Sheldon shakes his head. "I wish," he only admits. Mary sits next to him on the porch swing and takes him in her arms. She knows when his child is not okay.
He lets her hold him for a while, his mind still fighting to move away from his current thoughts. He eventually gives up.
"Mom, do you think I will be happy in college?"
This surprises Mary. Wasn't he the one who insisted so much to go? "You were so enthusiastic until now. I thought you wanted this more than anything."
"I do. I really do."
She sees his face. Who knows what's going on in his child's mind right now? She strokes his hair, "Then, what's worrin' you?"
"No one really liked me at school," Sheldon admits, "Only Tam and Mrs. Hutchins stands me."
"I am sure you'll make some friends in college too. And there's always professor Sturgis. He is your friend, isn't it?"
"He is."
Still, he had offended him not long ago, and almost lost his friendship. It always ends up like that.
"Then what is it, Shelly?"
Sheldon hides in his mother's protective embrace a little longer. "I am the smartest person of any room I walk in." Mary raises an eyebrow, but he doesn't care, "One would think this makes me things so much easier. Instead, it seems I don't understand most of what happens around me. I make people upset, and I don't even know why."
The admission just blurts out, and he doesn't even realize it until he speaks. He should think of unifying the field theories, not silly things like this. And yet this makes him so sad…
"Am I just meant to be alone, Mom?"
"No!" Mary categorically replies, "Don't even say that!"
She detaches enough to have Sheldon face her. "Sheldon, I promise you. Out there, there is someone who is going to love you exactly the way you are."
"Why would they even do that?"
A soft smile shows on Mary's face. "You don't know? Sometimes it's the imperfect stuff that makes things perfect."
"Oh, here you are," Amy says as she finally spots her husband sitting deep in thoughts on the porch swing.
"I admit it, celebrating our anniversary here was a good call. That's really the right moment to have everyone spoiling me and not letting me do anything." By the feeling of a slight kick, her baby seems to agree from her belly.
"Mmm."
He really isn't listening, is he? "So, what are you thinking about?"
Sheldon realizes Amy is there. He smiles at her, "I remember things. The curse and the blessing of an eidetic memory."

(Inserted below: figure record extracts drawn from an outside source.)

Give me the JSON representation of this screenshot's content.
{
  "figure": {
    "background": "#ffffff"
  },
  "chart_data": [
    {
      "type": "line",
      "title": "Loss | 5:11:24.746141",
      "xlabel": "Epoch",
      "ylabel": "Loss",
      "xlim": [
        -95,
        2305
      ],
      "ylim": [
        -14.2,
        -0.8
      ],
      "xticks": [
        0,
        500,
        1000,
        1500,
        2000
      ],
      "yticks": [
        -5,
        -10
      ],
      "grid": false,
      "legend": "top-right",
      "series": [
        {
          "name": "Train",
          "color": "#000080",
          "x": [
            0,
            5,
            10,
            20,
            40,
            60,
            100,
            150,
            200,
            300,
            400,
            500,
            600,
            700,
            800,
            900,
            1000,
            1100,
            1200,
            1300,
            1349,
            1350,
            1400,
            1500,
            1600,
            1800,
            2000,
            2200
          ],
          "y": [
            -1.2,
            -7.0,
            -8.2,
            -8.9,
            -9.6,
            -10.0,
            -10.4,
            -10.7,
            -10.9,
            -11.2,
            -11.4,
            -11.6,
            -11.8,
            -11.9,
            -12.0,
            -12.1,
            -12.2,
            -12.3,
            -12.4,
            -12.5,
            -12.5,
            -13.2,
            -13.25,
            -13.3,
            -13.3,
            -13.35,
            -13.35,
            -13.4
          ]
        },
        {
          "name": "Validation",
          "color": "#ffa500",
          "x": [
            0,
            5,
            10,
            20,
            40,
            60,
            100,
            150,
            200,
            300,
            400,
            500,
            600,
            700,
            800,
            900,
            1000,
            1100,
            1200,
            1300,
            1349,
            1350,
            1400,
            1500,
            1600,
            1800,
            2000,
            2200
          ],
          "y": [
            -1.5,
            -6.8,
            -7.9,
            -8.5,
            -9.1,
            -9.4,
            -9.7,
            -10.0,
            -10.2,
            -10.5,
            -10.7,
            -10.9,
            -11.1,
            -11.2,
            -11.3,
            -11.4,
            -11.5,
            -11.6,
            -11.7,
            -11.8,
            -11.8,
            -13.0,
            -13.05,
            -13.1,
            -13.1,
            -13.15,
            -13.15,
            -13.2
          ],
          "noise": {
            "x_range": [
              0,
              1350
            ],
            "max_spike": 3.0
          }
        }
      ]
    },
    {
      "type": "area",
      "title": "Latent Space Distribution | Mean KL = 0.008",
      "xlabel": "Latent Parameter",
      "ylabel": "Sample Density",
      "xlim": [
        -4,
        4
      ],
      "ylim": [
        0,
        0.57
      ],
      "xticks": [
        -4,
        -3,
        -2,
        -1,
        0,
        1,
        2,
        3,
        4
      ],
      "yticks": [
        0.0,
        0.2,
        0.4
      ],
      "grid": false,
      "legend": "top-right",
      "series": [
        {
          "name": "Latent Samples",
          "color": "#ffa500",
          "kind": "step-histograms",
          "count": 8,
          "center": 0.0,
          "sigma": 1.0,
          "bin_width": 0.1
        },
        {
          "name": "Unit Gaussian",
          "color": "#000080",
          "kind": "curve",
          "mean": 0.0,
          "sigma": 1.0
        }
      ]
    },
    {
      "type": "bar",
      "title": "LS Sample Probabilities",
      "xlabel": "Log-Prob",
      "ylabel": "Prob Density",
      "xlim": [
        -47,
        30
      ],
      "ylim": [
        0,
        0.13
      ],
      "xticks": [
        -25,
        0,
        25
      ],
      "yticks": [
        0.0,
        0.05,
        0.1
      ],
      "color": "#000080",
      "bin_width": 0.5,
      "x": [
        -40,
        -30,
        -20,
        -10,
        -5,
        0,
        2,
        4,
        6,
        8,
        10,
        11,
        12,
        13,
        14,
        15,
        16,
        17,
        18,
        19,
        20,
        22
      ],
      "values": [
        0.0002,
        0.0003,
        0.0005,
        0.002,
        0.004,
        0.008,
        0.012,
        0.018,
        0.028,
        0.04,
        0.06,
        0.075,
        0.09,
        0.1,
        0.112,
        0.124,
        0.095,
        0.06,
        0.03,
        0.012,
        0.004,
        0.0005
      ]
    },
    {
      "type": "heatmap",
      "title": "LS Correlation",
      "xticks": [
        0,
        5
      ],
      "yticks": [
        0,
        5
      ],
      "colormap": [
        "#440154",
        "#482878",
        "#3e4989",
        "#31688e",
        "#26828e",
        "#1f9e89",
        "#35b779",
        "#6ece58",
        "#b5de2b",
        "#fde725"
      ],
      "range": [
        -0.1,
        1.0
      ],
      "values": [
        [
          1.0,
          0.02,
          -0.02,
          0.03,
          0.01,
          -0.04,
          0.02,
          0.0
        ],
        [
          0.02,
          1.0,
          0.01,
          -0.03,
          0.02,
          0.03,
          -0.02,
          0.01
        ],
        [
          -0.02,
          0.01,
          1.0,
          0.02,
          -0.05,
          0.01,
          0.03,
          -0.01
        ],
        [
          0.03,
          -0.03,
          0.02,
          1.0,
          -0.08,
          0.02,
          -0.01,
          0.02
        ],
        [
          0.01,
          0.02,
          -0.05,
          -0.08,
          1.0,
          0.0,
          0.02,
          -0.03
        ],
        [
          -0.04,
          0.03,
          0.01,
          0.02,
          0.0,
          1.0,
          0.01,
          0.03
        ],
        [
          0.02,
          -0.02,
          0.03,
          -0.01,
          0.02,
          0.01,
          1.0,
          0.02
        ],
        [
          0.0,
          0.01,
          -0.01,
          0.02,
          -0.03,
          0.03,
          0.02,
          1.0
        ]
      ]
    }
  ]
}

"Is it a curse or a blessing today?"
He takes a long look at her, the sweet smirk and the loving eyes and her growing belly. He really thought to have won everything with that Nobel, how silly. "A blessing" he finally replies, taking her hand.
"I didn't know it ten years ago, when I met you," he recalls, "And sadly, I yet had to learn it five years ago, when we broke up. I connected the dots at our wedding, sure, but I realized how my mom was right the whole time only now. Life is funny, huh?"
He raises her hand to kiss it. She enjoys it, even if she doesn't have the slightest idea what on earth he is referring to. He gets it and tries to explain it.
"Just about 29 years ago, I was on this very spot reflecting on my recent graduation from high school. I was afraid." It is so much easier to admit it today.
"I was preparing to go to college soon, and I didn't know what to expect. I knew I wasn't like anyone around me, in a way that didn't only mean being the smartest person in the room. More often, this just means I had more difficulties than the others navigating through life."
She knows what he is about to say. She knows it firsthand, unfortunately. Now, this is not easy to admit today. "Above all, it meant I hurt the people who loved me, and I didn't even realize it. I wondered how there could be someone out there willing to love me. Tolerate me, at least."
He feels Amy squeezing his hand. When he turns back to her, she just smiles and leans toward him to place a gentle kiss on his cheek.
"You know... Sometimes it's the imperfect stuff that makes things perfect."
He gapes at her. How… Oh, why he even wonders about it. Of course she knows. She always does.
He rests his head on her shoulder, and Amy leans on him. He breathes in the warm air of a lovely May afternoon in Texas, and the scent of Amy - peaches, dandruff shampoo, home.